Sur le mois, R-co Conviction Equity Value Euro gagnait +0,8 % et sous performait son indice de référence de 74 pdb8. Si notre effet d'allocation était positif, notamment, à travers notre sous-exposition marquée au secteur de la technologie qui était en difficulté sur le mois (en repli de -1,35 %5), l’effet de sélection de titres souffrait via nos convictions les plus cycliques (Société Générale -9,0 %, Forvia -14,7 %). Nous noterons cependant la bonne tenue de nos deux plus fortes surpondérations au sein du portefeuille : Sanofi gagnait +6,1 % du fait de sa dimension défensive mais aussi d'une publication de qualité, ce qui fut également le cas pour Vonovia (+9,8 %)5.

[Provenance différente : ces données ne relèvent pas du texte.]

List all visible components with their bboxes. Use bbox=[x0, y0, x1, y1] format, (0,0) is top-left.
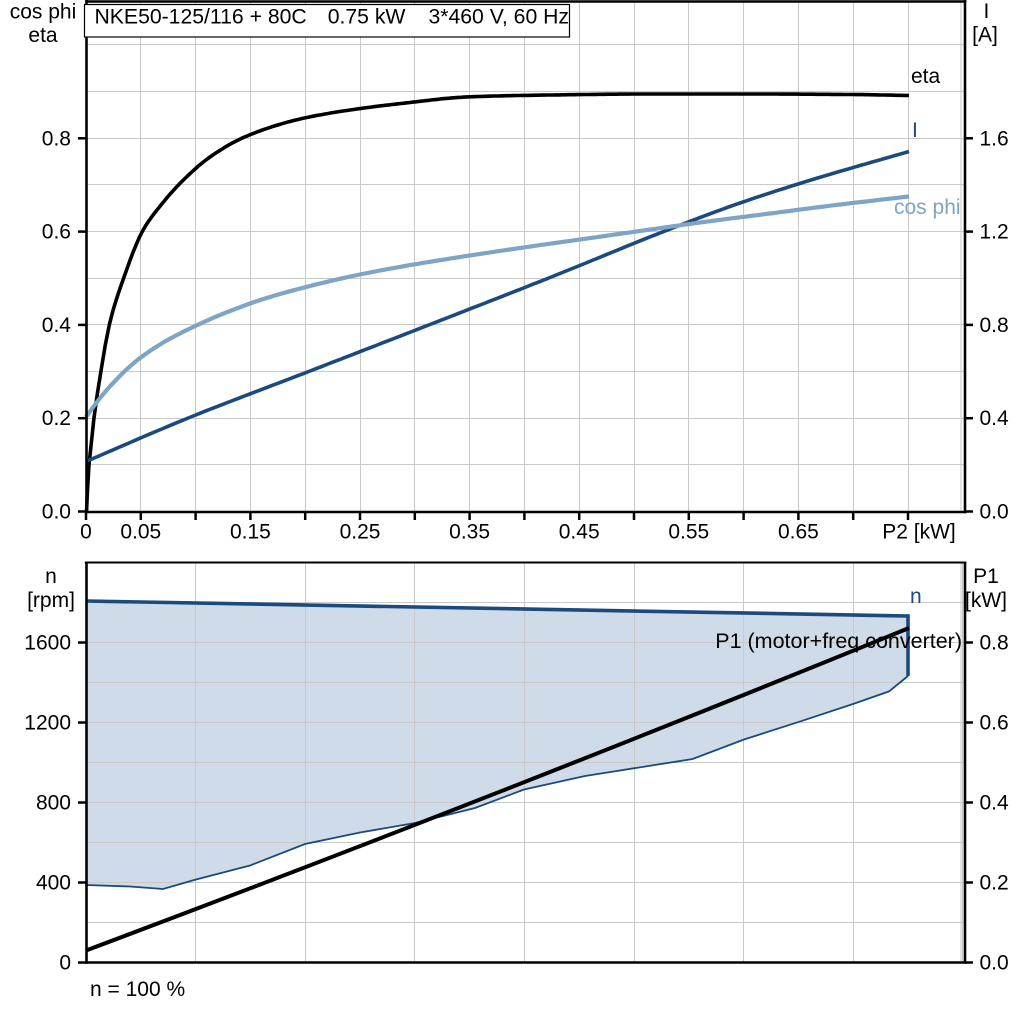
svg-text:n: n bbox=[45, 565, 57, 588]
svg-text:0.8: 0.8 bbox=[980, 314, 1009, 337]
svg-text:eta: eta bbox=[911, 65, 941, 88]
svg-text:1.2: 1.2 bbox=[980, 221, 1009, 244]
svg-text:0.8: 0.8 bbox=[980, 632, 1009, 655]
svg-text:0.8: 0.8 bbox=[42, 127, 71, 150]
svg-text:P1 (motor+freq.converter): P1 (motor+freq.converter) bbox=[715, 629, 962, 653]
svg-text:0: 0 bbox=[80, 521, 92, 544]
svg-text:P2 [kW]: P2 [kW] bbox=[882, 521, 956, 544]
svg-text:1200: 1200 bbox=[24, 712, 71, 735]
svg-text:I: I bbox=[983, 0, 989, 23]
svg-text:0.4: 0.4 bbox=[980, 792, 1010, 815]
svg-text:0.0: 0.0 bbox=[42, 501, 71, 524]
svg-text:[rpm]: [rpm] bbox=[27, 589, 75, 612]
svg-text:1.6: 1.6 bbox=[980, 127, 1009, 150]
svg-text:0.45: 0.45 bbox=[559, 521, 600, 544]
svg-text:eta: eta bbox=[28, 24, 58, 47]
svg-text:400: 400 bbox=[36, 872, 71, 895]
svg-text:0.05: 0.05 bbox=[120, 521, 161, 544]
svg-text:[kW]: [kW] bbox=[965, 589, 1007, 612]
svg-text:0.4: 0.4 bbox=[980, 407, 1010, 430]
svg-text:0.65: 0.65 bbox=[778, 521, 819, 544]
svg-text:0.55: 0.55 bbox=[668, 521, 709, 544]
svg-text:I: I bbox=[912, 119, 918, 142]
svg-text:0.0: 0.0 bbox=[980, 952, 1009, 975]
svg-text:0.35: 0.35 bbox=[449, 521, 490, 544]
svg-text:0.6: 0.6 bbox=[980, 712, 1009, 735]
svg-text:P1: P1 bbox=[973, 565, 999, 588]
svg-text:n: n bbox=[910, 585, 922, 608]
svg-text:cos phi: cos phi bbox=[10, 1, 77, 24]
svg-text:0.25: 0.25 bbox=[340, 521, 381, 544]
svg-text:0.15: 0.15 bbox=[230, 521, 271, 544]
svg-text:800: 800 bbox=[36, 792, 71, 815]
svg-text:0: 0 bbox=[59, 952, 71, 975]
svg-text:0.6: 0.6 bbox=[42, 221, 71, 244]
svg-text:0.2: 0.2 bbox=[42, 407, 71, 430]
svg-text:0.0: 0.0 bbox=[980, 501, 1009, 524]
svg-text:0.2: 0.2 bbox=[980, 872, 1009, 895]
svg-text:0.4: 0.4 bbox=[42, 314, 72, 337]
svg-text:cos phi: cos phi bbox=[894, 196, 961, 219]
svg-text:[A]: [A] bbox=[972, 23, 998, 46]
svg-text:1600: 1600 bbox=[24, 632, 71, 655]
svg-text:n = 100 %: n = 100 % bbox=[90, 978, 185, 1001]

En termes de mouvements, nous avons cédé deux de nos positions au cours du mois : 1/ Inditex, titre sur lequel nous avions investi au printemps 2022 alors que la société ibérique souffrait du fort climat de tension en Europe et avait vu ses marges s'effondrer. Le titre se traitait alors sur un PE de 16,5x, loin de ses points hauts et de ses standards historiques. Depuis, le cours avait gagnait près de 140%, et le PE désormais proche de 24x n'était plus compatible avec notre biais Value5. 2/ CCEP, qui avait largement surperformé le marché depuis le début de l'année (+21,9 %) du fait de son statut de valeur de qualité, mais sans réels justifications fondamentales puisque ses BPA9 ont été revus à la baisse de -2 % sur cette même période5. Ces cessions ont été réinvestis en veillant à maintenir l'équilibre cyclique/défensif du portefeuille. Nous avons donc renforcé Pernod Ricard pour les attentes très faibles sur le titre, ABinBEV pour ses bons résultats et la poursuite de son deleveraging10, mais aussi Airbus et STMicro pour profiter des primes de risques que pouvaient laisser apparaître des faiblesses sur ces titres dont les perspectives restent très solides.

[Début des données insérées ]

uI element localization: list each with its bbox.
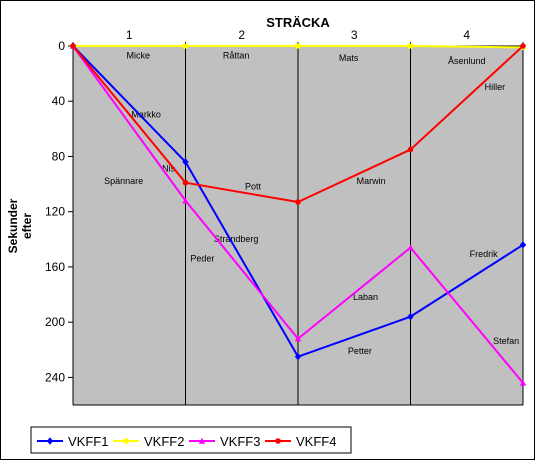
series-vkff4	[70, 43, 526, 205]
y-tick-label-200: 200	[45, 315, 65, 329]
point-vkff2-2	[295, 43, 301, 49]
point-vkff3-3	[407, 244, 414, 251]
y-tick-label-120: 120	[45, 205, 65, 219]
annotations: Micke Råttan Mats Åsenlund Hiller Markko Nis Sp…	[104, 50, 519, 355]
data-label-hiller: Hiller	[485, 82, 506, 92]
point-vkff2-1	[183, 43, 188, 49]
y-tick-label-160: 160	[45, 260, 65, 274]
legend-item-vkff1: VKFF1	[37, 434, 108, 449]
x-tick-label-2: 2	[238, 28, 245, 42]
point-vkff1-4	[519, 241, 527, 249]
data-label-peder: Peder	[190, 253, 214, 263]
point-vkff1-2	[294, 352, 302, 361]
data-label-spännare: Spännare	[104, 176, 143, 186]
legend-swatch-marker-vkff4	[275, 438, 281, 444]
point-vkff4-1	[182, 179, 189, 186]
x-tick-label-1: 1	[126, 28, 133, 42]
x-tick-label-3: 3	[351, 28, 358, 42]
chart-title: STRÄCKA	[266, 15, 330, 30]
data-label-nis: Nis	[162, 164, 175, 174]
data-label-petter: Petter	[348, 346, 372, 356]
data-label-micke: Micke	[126, 50, 150, 60]
legend-swatch-marker-vkff1	[46, 437, 54, 445]
y-tick-label-0: 0	[58, 39, 65, 53]
data-label-marwin: Marwin	[357, 176, 386, 186]
y-tick-label-40: 40	[52, 94, 66, 108]
point-vkff4-0	[70, 43, 76, 49]
legend-label-vkff4: VKFF4	[296, 434, 336, 449]
y-axis-label: Sekunder efter	[6, 198, 34, 253]
legend-label-vkff1: VKFF1	[68, 434, 108, 449]
point-vkff4-4	[520, 43, 526, 49]
point-vkff2-3	[408, 43, 413, 49]
data-label-pott: Pott	[245, 181, 262, 191]
y-axis-label-line-1: Sekunder	[6, 198, 20, 253]
data-label-mats: Mats	[339, 53, 359, 63]
data-label-strandberg: Strandberg	[214, 234, 259, 244]
point-vkff1-3	[407, 312, 414, 321]
point-vkff1-1	[182, 158, 189, 166]
legend-swatch-marker-vkff3	[198, 437, 206, 444]
point-vkff3-1	[182, 197, 189, 204]
series-layer	[69, 42, 527, 386]
legend-item-vkff4: VKFF4	[265, 434, 336, 449]
data-label-råttan: Råttan	[223, 50, 250, 60]
data-label-laban: Laban	[353, 292, 378, 302]
data-label-markko: Markko	[131, 110, 161, 120]
y-tick-label-240: 240	[45, 370, 65, 384]
point-vkff4-2	[295, 199, 301, 205]
data-label-åsenlund: Åsenlund	[448, 56, 486, 66]
legend-label-vkff3: VKFF3	[220, 434, 260, 449]
y-tick-label-80: 80	[52, 149, 66, 163]
legend-item-vkff3: VKFF3	[189, 434, 260, 449]
x-tick-label-4: 4	[463, 28, 470, 42]
legend-label-vkff2: VKFF2	[144, 434, 184, 449]
legend: VKFF1 VKFF2 VKFF3 VKFF4	[30, 426, 352, 454]
data-label-fredrik: Fredrik	[470, 249, 499, 259]
y-axis-label-line-2: efter	[20, 213, 34, 239]
point-vkff3-2	[294, 335, 302, 342]
point-vkff3-4	[519, 379, 527, 386]
legend-item-vkff2: VKFF2	[113, 434, 184, 449]
legend-swatch-marker-vkff2	[123, 438, 129, 444]
point-vkff4-3	[407, 146, 414, 153]
data-label-stefan: Stefan	[493, 336, 519, 346]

Même si les indices ont continué de progresser, ce mois d'août a fait ressurgir des inquiétudes macroéconomiques qui ne sont pas totalement dissipées. Elles sont même en partie avérées puisque le ralentissement de l'économie américaine se confirme, ce qui ne signifie pas pour autant que cette dernière va entrer en récession. Pour autant, le scénario du "no landing11" semble désormais utopique, ce qui paraît logique au regard du fort cycle de resserrement monétaire que nous venons de connaître. La question est désormais de savoir si le cycle de baisse de taux qu’entame les banques centrales arrive trop tard pour éviter une récession. Nous ne le pensons pas et continuons de privilégier un scénario de croissance molle mais positive. Néanmoins, ce retour à la réalité et à la rationalité devrait, selon nous, se retranscrire également dans le dégonflement de certains ratios de valorisations et dans la moindre concentration de la performance du marché actions. Le style Value, qui intègre, à nos yeux, déjà et depuis plusieurs mois un ralentissement de l'économie, nous semble plus immune aux incertitudes et aux déceptions macroéconomiques que ne l'est le style Croissance. Le scénario de rééquilibrage entre les styles devrait donc se poursuivre, tant du fait d'une normalisation de l'activité, que de l'intégration d'un nouveau paradigme sur les taux, qui ne semble toujours pas acté en termes de style de gestion.